Subscribe via email

Get new posts by email:  

Can Wormholes Be Used For Time Travel?

Question posed by Amy. Before reading this post, you might like to find out if wormholes exist, how wormholes work, and where all the wormholes are.


If you could make a wormhole it would, by definition, have two parts to it- an entrance and an exit, if you like. If your wormhole's parts were fairly close to each other and you had some method of moving at least one of them, you could send it off on a journey as close to light speed as you can (or for a bit of a holiday very close to something with a very strong gravitational field, like a black hole).

When the other half of your wormhole comes back from its jaunt, due to the effects of relativity it will have aged less than the one that, as far as you're concerned, stayed where it was: your wormhole's exit has moved through time more slowly than than its entrance, which means that if you now fly through its entrance you'd come out of the exit before you went in.

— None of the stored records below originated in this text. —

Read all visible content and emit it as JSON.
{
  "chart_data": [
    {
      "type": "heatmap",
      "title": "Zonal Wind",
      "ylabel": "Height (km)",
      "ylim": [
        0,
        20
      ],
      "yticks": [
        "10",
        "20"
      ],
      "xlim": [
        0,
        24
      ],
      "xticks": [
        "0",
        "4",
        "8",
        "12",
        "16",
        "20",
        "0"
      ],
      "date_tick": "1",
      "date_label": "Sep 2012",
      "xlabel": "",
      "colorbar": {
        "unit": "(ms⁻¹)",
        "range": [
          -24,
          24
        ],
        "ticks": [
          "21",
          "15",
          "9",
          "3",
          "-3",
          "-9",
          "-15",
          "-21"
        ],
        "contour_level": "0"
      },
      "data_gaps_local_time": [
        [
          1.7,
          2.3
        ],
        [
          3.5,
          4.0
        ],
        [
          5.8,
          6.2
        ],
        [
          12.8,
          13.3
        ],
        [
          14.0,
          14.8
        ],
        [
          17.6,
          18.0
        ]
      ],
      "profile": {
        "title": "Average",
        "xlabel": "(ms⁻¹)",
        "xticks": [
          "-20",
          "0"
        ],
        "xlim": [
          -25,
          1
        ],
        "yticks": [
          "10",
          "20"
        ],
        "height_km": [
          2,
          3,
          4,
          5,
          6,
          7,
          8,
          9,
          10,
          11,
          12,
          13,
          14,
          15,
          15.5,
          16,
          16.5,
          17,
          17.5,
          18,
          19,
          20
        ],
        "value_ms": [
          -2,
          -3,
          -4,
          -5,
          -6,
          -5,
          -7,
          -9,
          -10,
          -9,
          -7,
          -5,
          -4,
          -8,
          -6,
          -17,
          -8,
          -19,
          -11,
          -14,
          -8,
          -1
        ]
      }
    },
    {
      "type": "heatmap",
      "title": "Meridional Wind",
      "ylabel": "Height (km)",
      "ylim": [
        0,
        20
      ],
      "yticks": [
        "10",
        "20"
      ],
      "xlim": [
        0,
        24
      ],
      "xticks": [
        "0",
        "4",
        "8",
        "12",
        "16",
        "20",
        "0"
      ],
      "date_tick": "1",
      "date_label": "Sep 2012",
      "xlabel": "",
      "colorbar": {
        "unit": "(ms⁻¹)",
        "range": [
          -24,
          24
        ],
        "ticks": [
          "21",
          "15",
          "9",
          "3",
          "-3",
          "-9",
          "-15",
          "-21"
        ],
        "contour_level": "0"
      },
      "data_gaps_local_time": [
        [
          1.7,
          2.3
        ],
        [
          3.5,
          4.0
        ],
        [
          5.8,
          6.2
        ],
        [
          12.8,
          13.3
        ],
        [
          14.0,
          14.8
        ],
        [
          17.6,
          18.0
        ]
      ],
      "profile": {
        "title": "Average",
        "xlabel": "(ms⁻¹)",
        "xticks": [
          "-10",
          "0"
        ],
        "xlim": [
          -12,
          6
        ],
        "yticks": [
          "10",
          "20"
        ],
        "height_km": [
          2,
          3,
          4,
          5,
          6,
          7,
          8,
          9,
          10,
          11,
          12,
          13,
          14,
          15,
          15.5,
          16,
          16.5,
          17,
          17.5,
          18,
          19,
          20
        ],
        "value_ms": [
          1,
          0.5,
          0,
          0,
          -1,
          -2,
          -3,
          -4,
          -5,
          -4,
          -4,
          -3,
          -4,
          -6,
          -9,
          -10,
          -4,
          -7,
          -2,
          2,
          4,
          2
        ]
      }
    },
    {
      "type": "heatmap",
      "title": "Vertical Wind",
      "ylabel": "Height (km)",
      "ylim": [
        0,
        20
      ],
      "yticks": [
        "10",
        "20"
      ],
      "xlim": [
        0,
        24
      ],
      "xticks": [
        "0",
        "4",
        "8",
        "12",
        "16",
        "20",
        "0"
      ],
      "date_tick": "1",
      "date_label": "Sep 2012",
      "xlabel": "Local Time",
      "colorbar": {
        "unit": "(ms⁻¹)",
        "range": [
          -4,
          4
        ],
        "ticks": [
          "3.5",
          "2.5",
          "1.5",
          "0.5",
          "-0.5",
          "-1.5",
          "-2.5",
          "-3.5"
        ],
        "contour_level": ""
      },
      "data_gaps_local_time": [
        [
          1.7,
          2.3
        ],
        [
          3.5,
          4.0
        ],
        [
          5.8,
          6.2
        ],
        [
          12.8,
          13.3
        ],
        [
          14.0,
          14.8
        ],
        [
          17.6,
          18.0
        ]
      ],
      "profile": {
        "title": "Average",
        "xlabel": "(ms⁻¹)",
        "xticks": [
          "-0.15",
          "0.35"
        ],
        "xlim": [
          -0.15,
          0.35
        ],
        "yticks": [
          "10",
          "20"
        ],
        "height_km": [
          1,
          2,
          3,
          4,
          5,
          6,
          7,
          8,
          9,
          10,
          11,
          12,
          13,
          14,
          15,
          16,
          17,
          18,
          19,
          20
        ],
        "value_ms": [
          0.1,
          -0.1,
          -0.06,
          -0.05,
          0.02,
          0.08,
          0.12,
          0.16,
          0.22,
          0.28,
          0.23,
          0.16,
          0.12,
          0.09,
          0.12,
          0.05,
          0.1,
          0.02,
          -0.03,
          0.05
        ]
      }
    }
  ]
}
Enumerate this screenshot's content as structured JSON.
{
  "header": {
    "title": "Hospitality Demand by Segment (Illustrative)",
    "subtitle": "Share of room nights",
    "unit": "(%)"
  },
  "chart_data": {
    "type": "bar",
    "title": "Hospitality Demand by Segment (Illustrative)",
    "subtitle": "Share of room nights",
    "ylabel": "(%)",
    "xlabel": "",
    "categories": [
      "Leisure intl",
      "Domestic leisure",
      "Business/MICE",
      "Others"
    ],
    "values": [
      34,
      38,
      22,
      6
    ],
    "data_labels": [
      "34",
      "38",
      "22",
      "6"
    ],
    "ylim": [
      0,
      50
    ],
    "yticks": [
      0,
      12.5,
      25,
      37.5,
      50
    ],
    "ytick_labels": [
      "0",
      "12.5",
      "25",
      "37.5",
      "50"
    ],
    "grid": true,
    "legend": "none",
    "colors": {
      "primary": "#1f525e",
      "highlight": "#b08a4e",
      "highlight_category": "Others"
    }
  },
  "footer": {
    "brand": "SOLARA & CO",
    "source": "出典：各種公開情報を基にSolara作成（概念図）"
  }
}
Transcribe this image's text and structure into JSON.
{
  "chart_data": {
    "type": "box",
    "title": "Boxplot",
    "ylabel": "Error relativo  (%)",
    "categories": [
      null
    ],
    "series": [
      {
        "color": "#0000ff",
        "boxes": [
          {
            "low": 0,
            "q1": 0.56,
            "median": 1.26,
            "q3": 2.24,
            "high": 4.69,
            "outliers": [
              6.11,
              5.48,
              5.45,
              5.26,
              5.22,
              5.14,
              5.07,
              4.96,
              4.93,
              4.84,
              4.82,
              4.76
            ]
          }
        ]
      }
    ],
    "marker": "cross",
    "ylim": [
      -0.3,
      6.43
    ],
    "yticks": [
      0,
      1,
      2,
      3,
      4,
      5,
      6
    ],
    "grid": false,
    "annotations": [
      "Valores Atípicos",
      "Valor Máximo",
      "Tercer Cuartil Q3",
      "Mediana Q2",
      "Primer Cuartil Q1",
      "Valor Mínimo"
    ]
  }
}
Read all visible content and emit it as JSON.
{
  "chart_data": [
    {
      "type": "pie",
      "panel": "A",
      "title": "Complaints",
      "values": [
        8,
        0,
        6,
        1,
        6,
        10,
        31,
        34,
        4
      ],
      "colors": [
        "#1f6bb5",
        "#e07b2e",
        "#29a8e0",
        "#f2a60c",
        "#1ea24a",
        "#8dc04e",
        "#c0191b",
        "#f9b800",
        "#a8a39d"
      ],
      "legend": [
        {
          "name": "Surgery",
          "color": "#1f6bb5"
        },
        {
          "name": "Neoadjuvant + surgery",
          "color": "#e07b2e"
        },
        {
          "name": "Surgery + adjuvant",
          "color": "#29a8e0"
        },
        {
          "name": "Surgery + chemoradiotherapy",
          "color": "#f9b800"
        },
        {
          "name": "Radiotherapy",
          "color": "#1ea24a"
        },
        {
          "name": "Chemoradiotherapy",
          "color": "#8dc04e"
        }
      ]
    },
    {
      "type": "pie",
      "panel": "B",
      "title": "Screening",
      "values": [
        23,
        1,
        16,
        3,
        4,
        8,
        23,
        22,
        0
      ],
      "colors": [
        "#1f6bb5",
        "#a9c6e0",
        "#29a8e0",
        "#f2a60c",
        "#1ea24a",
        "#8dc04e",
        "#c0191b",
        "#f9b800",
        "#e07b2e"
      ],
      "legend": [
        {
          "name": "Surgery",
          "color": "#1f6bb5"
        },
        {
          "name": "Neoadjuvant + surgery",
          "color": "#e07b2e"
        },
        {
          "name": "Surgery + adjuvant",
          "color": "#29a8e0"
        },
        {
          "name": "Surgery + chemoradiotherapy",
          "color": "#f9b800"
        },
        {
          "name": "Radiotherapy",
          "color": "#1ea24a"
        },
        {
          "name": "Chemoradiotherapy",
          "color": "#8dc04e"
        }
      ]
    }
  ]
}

So yes, in theory you could use a wormhole to travel backwards in time, but no further back than the time you originally built the wormhole. The further and faster your wormhole exit's initial journey, the greater difference between the two mouths of your wormhole (in terms of time), and hence the further back in time you could travel.


But...

There's always a 'but'.

It is thought that a wormhole set up in this way would cause a radiation feedback loop, in which virtual particles are released from the wormhole's exit and then go back in through the entrance, whereupon they are sent back and exit the exit again, and then go back in through the entrance... destroying the wormhole before any information can be passed through.

If you're having trouble thinking about why this might happen, imagine the feedback loop between a microphone and a speaker: the screeching noise is caused by sound from the speaker being picked up by the microphone and then being amplified and re-emitted by the speaker, which is then picked up by the microphone, amplified again and then re-emitted by the speaker... and so on until, if the volume isn't turned down or the microphone moved, the speaker is destroyed.

With the wormhole, due to the time-dilation involved, this would happen instantly, preventing the wormhole from ever being used.

There are some, however, who disagree with this line of thought.